The applicant, Can Dündar is the executive officer of the daily newspaper Cumhuriyet and the other applicant Erdem Gül is Ankara representative of the same newspaper. On 1 January 2014 in Hatay and on 19 January 2014 in Adana, some trucks, alleged to be carrying weapons, were stopped and searched. The daily newspaper Aydınlık published these allegations on their issue dated 21 January 2014. After that, Can Dündar published a news with a heading of “Here are the Guns which Erdoğan States ‘Do Not Exist’” on 29 May 2015 and Erdem Gül published a news with a heading “The Guns on Articulated Lorries of NIO which Erdogan States ‘They Exist or Not’ have been Confirmed by the Gendarmerie, Gendarmerie Said the Guns ‘Exist’.” There was an investigation launched against the applicants for the crimes of, helping the armed terror organization FETÖ/PDY towards their organizational aims without being a member; for espionage purposes providing and publishing information which should be kept confidential for the security of the State or its domestic and international benefits. The statements of the applicants were taken six months later, on 26 November 2015. In the same day, the 7th Criminal Judicature of Peace of İstanbul ruled detention of the applicants.
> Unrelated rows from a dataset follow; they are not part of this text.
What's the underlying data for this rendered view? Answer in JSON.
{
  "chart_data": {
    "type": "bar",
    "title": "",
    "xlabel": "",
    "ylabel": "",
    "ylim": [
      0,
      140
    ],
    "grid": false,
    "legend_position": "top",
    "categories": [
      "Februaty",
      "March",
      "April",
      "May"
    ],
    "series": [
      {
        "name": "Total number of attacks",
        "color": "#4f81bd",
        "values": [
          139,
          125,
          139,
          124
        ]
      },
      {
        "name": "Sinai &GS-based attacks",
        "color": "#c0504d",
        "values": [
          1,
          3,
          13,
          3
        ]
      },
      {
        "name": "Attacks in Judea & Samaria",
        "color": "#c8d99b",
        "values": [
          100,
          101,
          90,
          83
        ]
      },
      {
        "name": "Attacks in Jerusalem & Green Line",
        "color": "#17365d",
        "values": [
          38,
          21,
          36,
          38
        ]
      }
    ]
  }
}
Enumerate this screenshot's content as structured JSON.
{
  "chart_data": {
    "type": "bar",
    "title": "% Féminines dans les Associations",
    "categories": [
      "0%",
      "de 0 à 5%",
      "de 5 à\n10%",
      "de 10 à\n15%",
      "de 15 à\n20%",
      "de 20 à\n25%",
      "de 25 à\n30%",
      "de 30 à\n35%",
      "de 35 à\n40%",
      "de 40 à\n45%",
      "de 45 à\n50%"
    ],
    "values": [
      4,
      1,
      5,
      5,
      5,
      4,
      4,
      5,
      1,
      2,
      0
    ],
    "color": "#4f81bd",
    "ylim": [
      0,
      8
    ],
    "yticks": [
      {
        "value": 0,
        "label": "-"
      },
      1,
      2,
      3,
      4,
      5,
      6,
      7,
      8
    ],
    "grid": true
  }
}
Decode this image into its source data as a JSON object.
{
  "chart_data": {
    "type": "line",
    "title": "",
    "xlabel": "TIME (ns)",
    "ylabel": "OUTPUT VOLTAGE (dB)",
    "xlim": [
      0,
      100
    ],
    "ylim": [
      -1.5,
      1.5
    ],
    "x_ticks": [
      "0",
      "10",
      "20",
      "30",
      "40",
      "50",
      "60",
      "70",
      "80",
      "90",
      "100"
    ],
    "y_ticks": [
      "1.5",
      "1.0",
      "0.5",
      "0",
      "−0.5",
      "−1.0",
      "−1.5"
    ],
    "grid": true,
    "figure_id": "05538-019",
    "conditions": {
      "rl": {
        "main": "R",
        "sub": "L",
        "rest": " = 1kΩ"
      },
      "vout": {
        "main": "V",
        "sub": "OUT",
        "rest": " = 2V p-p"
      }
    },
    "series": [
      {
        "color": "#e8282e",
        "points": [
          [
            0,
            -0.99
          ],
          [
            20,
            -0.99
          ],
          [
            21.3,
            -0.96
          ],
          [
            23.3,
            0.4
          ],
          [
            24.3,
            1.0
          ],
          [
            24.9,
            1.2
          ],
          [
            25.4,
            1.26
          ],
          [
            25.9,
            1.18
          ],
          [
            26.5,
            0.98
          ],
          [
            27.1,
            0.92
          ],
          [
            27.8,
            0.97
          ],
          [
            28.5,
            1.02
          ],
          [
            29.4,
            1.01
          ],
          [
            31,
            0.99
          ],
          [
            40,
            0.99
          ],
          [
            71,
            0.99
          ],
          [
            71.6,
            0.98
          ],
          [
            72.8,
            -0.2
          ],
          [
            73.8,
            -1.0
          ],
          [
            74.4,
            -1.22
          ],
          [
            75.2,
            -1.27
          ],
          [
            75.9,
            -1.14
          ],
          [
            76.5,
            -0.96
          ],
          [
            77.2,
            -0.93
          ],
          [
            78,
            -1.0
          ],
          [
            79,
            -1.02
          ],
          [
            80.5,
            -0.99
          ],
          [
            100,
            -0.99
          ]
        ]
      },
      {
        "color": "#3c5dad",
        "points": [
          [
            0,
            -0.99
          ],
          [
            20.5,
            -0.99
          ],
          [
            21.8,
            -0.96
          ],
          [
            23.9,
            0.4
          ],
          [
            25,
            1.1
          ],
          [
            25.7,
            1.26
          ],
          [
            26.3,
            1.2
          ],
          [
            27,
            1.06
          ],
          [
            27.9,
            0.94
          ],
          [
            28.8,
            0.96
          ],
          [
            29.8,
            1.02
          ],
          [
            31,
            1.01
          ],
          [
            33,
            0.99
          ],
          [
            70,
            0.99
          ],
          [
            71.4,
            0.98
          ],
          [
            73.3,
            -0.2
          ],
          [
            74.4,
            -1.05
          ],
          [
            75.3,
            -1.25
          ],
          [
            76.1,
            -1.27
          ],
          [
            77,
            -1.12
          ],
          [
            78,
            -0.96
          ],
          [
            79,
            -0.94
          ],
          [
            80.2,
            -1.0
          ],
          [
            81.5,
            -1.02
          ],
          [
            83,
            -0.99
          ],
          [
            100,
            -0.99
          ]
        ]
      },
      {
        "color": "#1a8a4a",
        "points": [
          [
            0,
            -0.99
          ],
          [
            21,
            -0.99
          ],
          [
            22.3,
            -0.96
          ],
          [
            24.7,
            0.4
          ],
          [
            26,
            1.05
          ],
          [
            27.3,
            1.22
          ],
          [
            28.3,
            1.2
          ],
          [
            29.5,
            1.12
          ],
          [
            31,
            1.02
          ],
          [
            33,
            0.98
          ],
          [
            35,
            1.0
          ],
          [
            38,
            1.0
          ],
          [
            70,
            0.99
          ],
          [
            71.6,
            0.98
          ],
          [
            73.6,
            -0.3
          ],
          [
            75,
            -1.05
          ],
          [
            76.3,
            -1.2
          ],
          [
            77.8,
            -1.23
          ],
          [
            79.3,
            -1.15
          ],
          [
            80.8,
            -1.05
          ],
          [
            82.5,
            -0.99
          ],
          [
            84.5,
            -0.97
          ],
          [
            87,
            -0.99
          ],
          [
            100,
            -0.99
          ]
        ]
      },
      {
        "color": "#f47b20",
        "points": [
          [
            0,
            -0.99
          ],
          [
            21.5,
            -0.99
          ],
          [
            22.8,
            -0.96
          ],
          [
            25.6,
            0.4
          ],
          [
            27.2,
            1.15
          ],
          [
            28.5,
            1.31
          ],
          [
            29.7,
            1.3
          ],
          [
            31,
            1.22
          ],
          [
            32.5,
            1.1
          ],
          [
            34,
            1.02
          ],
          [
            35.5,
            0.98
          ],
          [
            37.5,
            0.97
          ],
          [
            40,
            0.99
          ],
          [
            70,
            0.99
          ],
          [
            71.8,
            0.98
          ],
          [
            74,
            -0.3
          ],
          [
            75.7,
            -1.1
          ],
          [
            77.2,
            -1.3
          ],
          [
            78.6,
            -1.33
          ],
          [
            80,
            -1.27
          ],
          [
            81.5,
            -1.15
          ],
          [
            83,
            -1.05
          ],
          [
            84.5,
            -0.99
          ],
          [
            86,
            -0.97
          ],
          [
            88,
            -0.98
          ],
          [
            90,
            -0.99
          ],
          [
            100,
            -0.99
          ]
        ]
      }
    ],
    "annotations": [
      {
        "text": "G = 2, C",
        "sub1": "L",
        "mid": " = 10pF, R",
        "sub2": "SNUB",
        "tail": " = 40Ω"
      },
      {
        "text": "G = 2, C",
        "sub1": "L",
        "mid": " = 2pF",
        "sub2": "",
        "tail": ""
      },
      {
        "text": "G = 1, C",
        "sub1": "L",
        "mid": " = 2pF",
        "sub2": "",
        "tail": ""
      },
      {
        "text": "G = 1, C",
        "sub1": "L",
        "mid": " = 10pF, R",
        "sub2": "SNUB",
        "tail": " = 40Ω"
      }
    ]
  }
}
The objection made to this decision was dismissed.

B) Judgment and Reasoning of the Court

The Constitutional Court first of all examined the question of exhaustion of legal remedies as follows: “The ongoing trial does not need to be completed in order to consider the claims on violation of the freedom of press and expression by the detention. It is clear that the applicants exhausted the legal remedies by submitting an objection against the said decision” (§ 58). The Court emphasized the role of the press to provide transparency and accountability in a democratic society as a supervisor over the public (§ 87). It also stated that the press must act in accordance with the journalism ethics (§ 89).

The Court noted that, whereas the interference was lawful and had a legitimate aim, such a heavy measure could not be deemed as necessary and proportionate in a democratic society without meeting the criteria of legality (§ 97). After reminding that the same news was published by another newspaper sixteen months ago and a long period of six months had passed before the applicants were detained, the Court stated that no grounds were provided to prove a compelling social need for the interference with the freedom of press and expression (§ 98). It also emphasized that the reasoning of the detention did not contain any concrete basis, other than the published news and that the present interference arose a deterrent effect on both the applicants and the press in general (§ 99). The Court concluded that Articles 26 and 28 of the Constitution were violated (§ 100). The dissenting judges Hicabi Dursun and Kadir Özkaya assert that the reasoning in the decision of the first instant judicature maintained a balance between national security and freedom of press and did not include any arbitrariness or discretionary mistake. Another dissenting judge Rıdvan Güleç was of the opinion that the application has not met the criteria of admissibility.

C) Significance of the Judgment

This judgement is significant as being the first judgement of the Constitutional Court on the effects of the detention measure applied to journalists on the freedom of press and expression and found a violation. For the first time, the Court decided that the ongoing trial does not have to be completed to consider the effects of the detention measure on the freedom of press and expression. It is also important that the Court noted an interference in the form of detention

against journalists would cause a deterrent effect. This judgement also contains a substantial discussion on how to strike a balance between national security interests and freedom of press.